Globally, cyberattacks are on the rise and more small businesses are being targeted. According to the World Economic Forum, cybercriminals often target smaller companies that serve larger clients. SMMEs that serve critical infrastructure providers and global corporations are particularly at risk, as are those with systems that integrate into regulated industries like insurance, healthcare, banking, and credit monitoring.
For these smaller companies, the implementation of robust cybersecurity measures, and insuring against the effects of a breach are often constrained by budget. However, these costs must be factored into monthly operational costs, says George Parrott, a partner at King Price Insurance.
Parrott lists seven reasons why SMMEs need to invest in cybersecurity and insurance:
The actual cost of a breach: While IBM reports that the hard costs related to data breaches increased during and after the pandemic, it’s often difficult to define the real cost of a security breach, which includes intangibles like loss of trust, reputation, and loyal customers.”

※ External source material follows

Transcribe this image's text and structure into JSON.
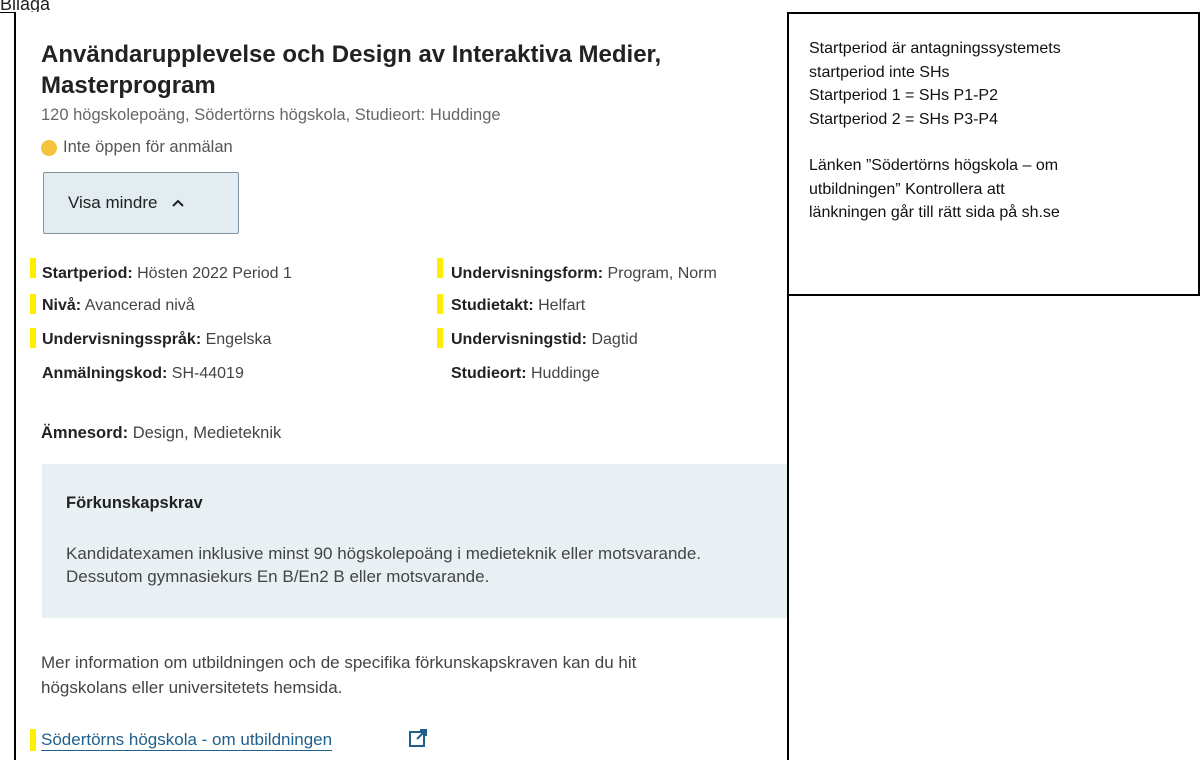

Remote and hybrid work: IBM notes that, in 2021, the remote and hybrid work set-ups necessitated by Covid-19, which have since become the new norm, contributed to the highest average cost of cyber incidents in 17 years: $4.24 million. This is a full 15% increase from three years prior. In addition, breaches cost $1 million more when remote work was a factor, compared to companies that retained full in-house capabilities. These figures represent global statistics but, if you apply the current Rand/Dollar exchange rate, it becomes apparent that these numbers need to be taken seriously.
More mobile devices: There are now billions of connected devices, and each presents an opportunity for cybercriminals. Every new Bluetooth speaker and smart appliance, for example, represents a potential entry point for a cyberattack.
Increasing uptake of apps and AI tools: Time-savers like PDF and image conversion apps are handy but, if they’re not officially sanctioned, they’re known as ‘shadow IT’ because they could be doorways for cybercriminals to enter uninvited.
Cybercrime consortiums: Modern hackers have forums, networks and tools, and they work together to find technical vulnerabilities.
Time taken to detect: On average, it takes nearly 287 days to detect and contain a data breach. A solid cybersecurity and insurance strategy can reduce this time, helping businesses to bounce back faster.
Trust: When a company’s customers know that the security of their data is prioritised it helps to build trust – an important pillar for ongoing relationships.
Implementing sound protection against cybercrime has a myriad facets and if SMMEs don’t have adequate technical IT skills in-house, it makes sense to outsource these functions to a specialist company. At the very least, SMMEs should have a few security protocols in place, including firewalls, documented cybersecurity policies, ongoing employee education, enforced safe password practices, and regular data back-ups.
It’s important to bear in mind, though, that these are protections – not guarantees.
As both local and global SMMEs grapple with cybersecurity challenges, the World Economic Forum’s Global Cybersecurity Outlook Report 2024 states that more than 30% of organisations that are breached, report a reduced inability to deal with attacks. This supports the argument in favour of partnering with IT security professionals to help prevent breaches, as well as with insurers that offer protection and support in the wake of breaches.
“As SMMEs integrate into the global digital ecosystem, they encounter new risks and vulnerabilities. Any organisation that holds the personal information of clients or employees – which by default includes every single organisation – or which has access to systems operated by external parties must start prioritising cybersecurity. A failure in this regard threatens the organisations as well as the wider ecosystems that they operate in,” says Parrott.